Los especialistas no pudieron asegurar que los relés hayan funcionado porque nunca se habían probado frente a un hecho de semejante magnitud.

En caso que la señal de Transener haya sido enviada correctamente, cuando la caída de generación provoca una oscilación de frecuencia sincrónica, las generadoras tiene que poder estar en condiciones de operar en un escenario complejo de entre 48 y 49 ciclos de frecuencia para garantizar la estabilidad del sistema.

Lo que tendrá que precisar el regulador es si las generadoras que estaban inyectando energía respondieron de acuerdo con esa previsión frente a las primeras oscilaciones o se desconectaron de la red antes de lo previsto agudizando el problema.
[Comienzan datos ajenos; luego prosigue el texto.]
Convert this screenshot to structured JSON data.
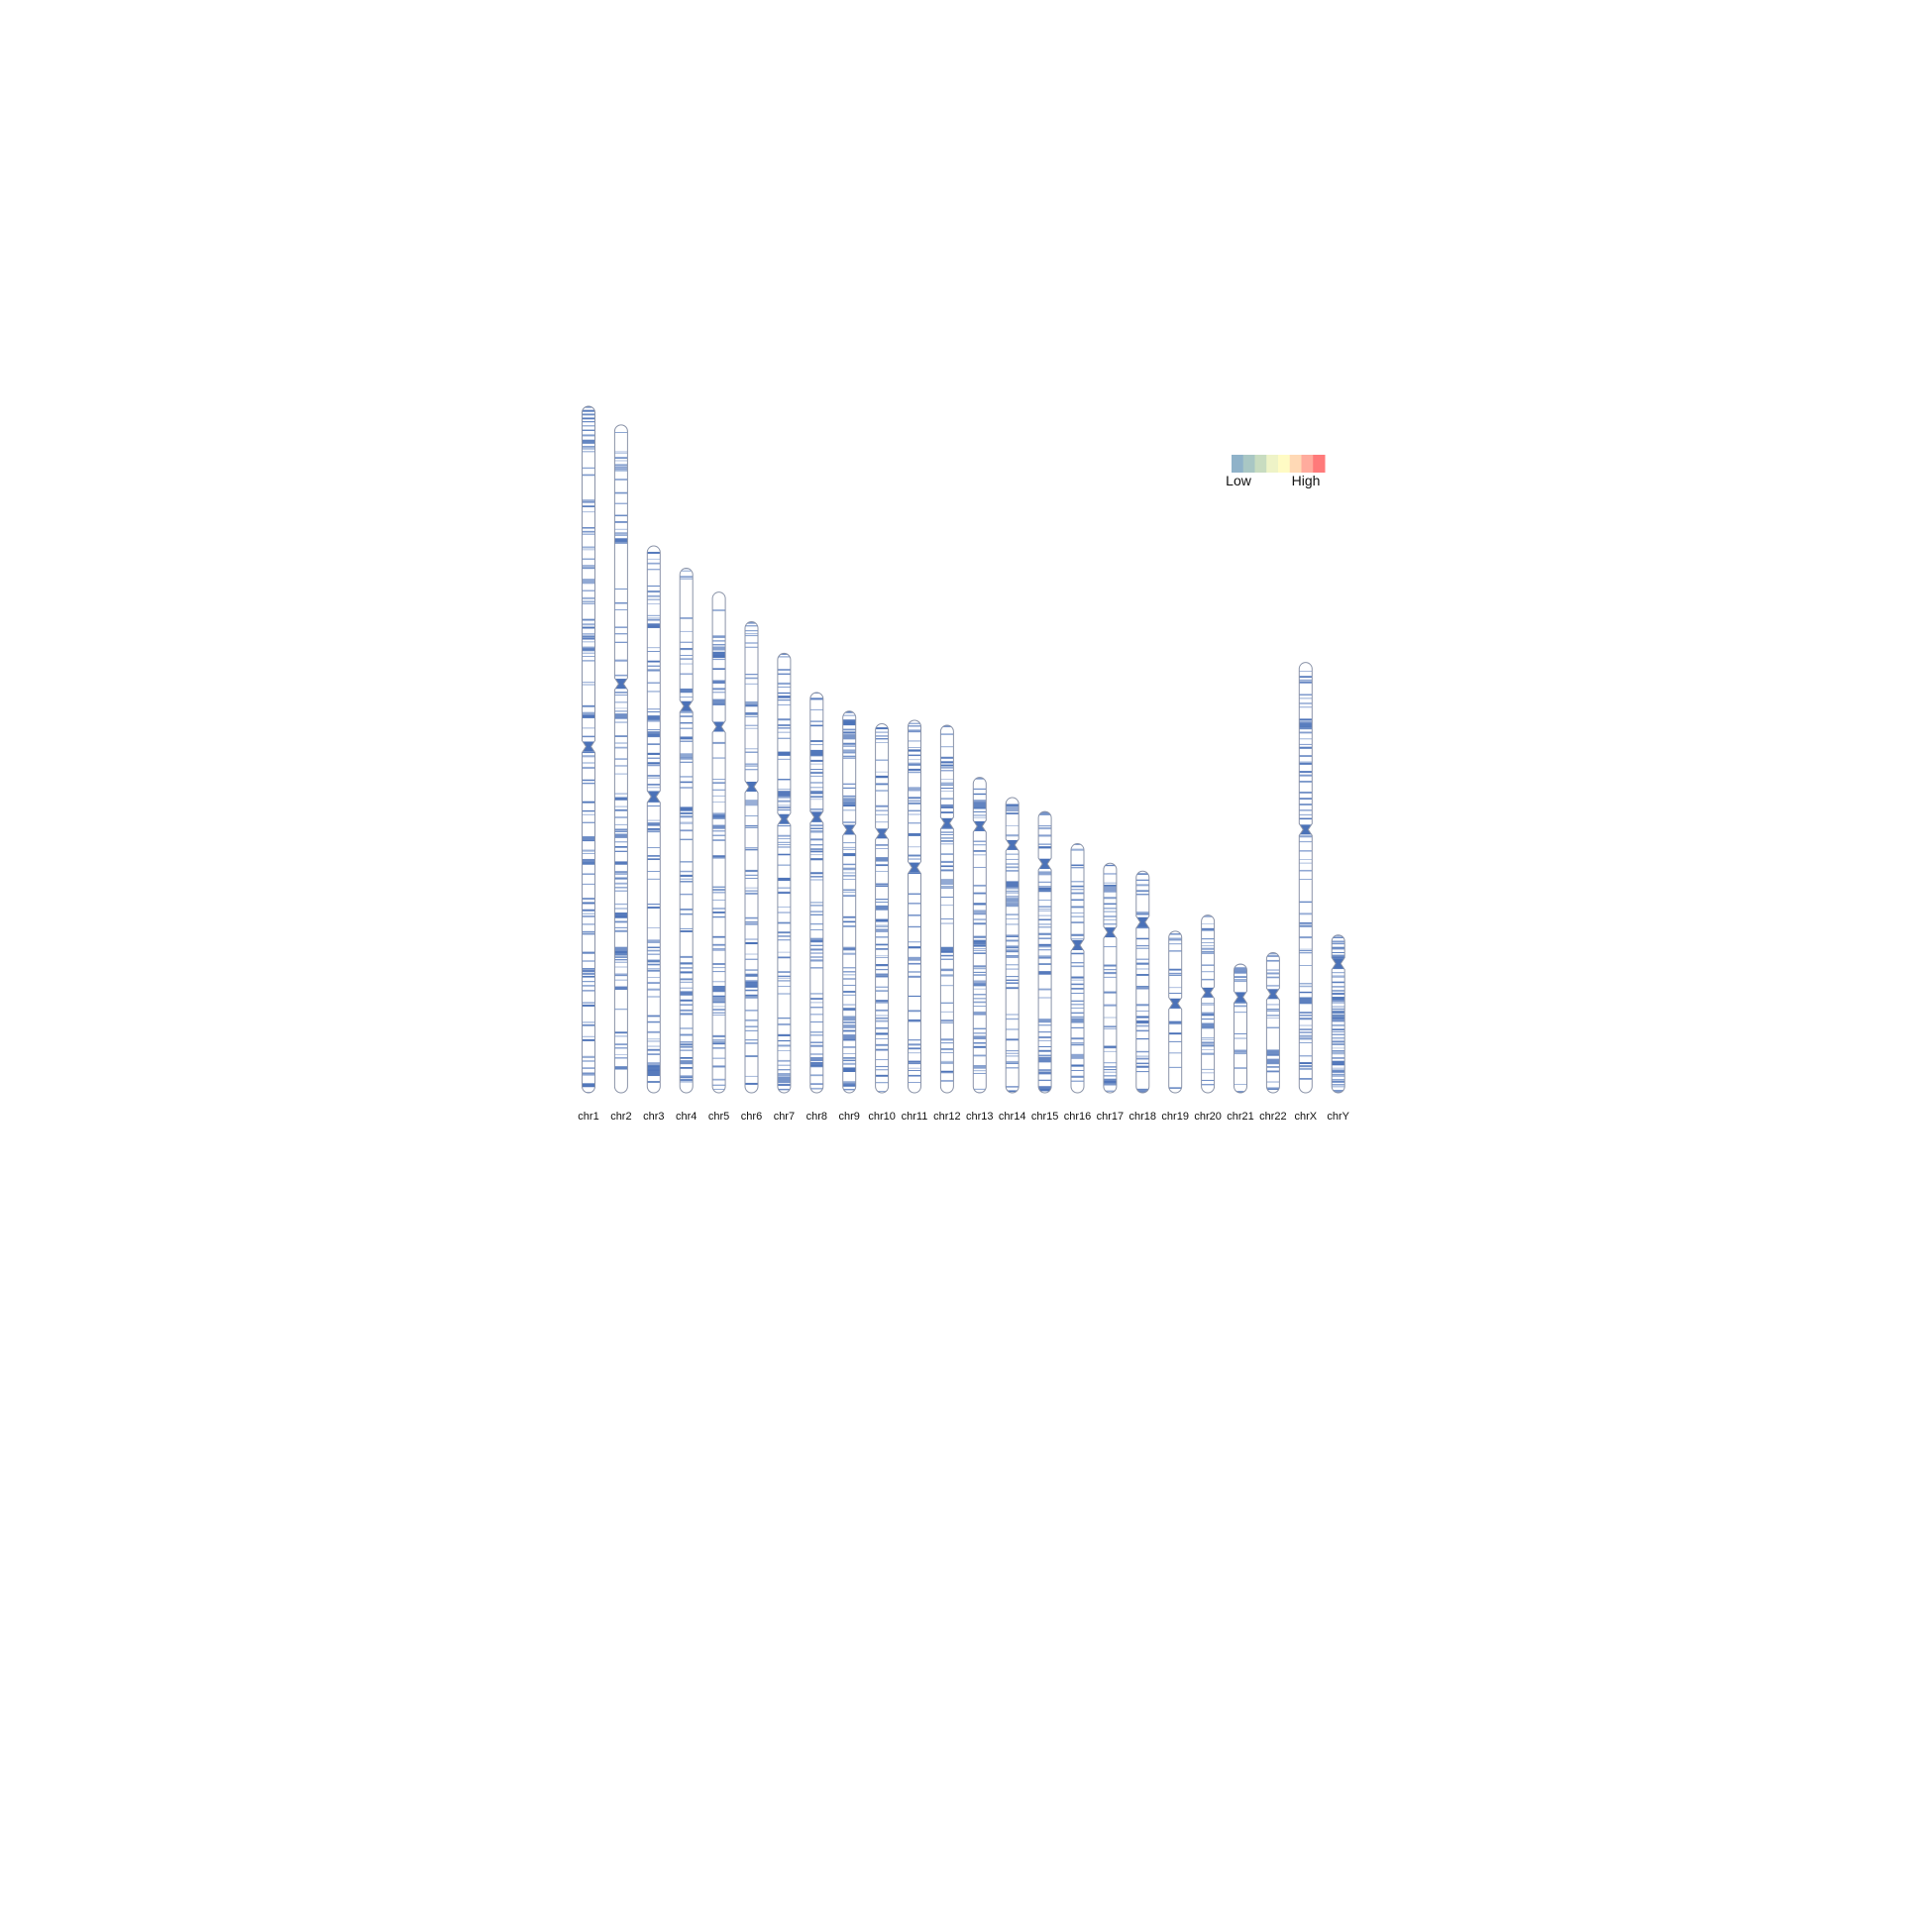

La última medición informó que al momento del blackout la frecuencia del sistema era de 48.3 hertz, al límite de lo técnicamente operable. En términos simplificados, lo que deberá precisar el informe del regulador es si las centrales de generación que estaban activas en ese momento pudieron soportar las oscilaciones de frecuencia o se desconectaron antes de lo previsto por fallas en los sistemas de control.

Una vez que se procese la información disponible para identificar la cadena de responsabilidades, se procederá a sancionar a los responsables de la falla. La máxima sanción que se aplicó con el marco regulatorio vigente fue la multa de 90 millones de dólares que recibió Edesur en la década del 90 luego de la caída de su central de Azopardo.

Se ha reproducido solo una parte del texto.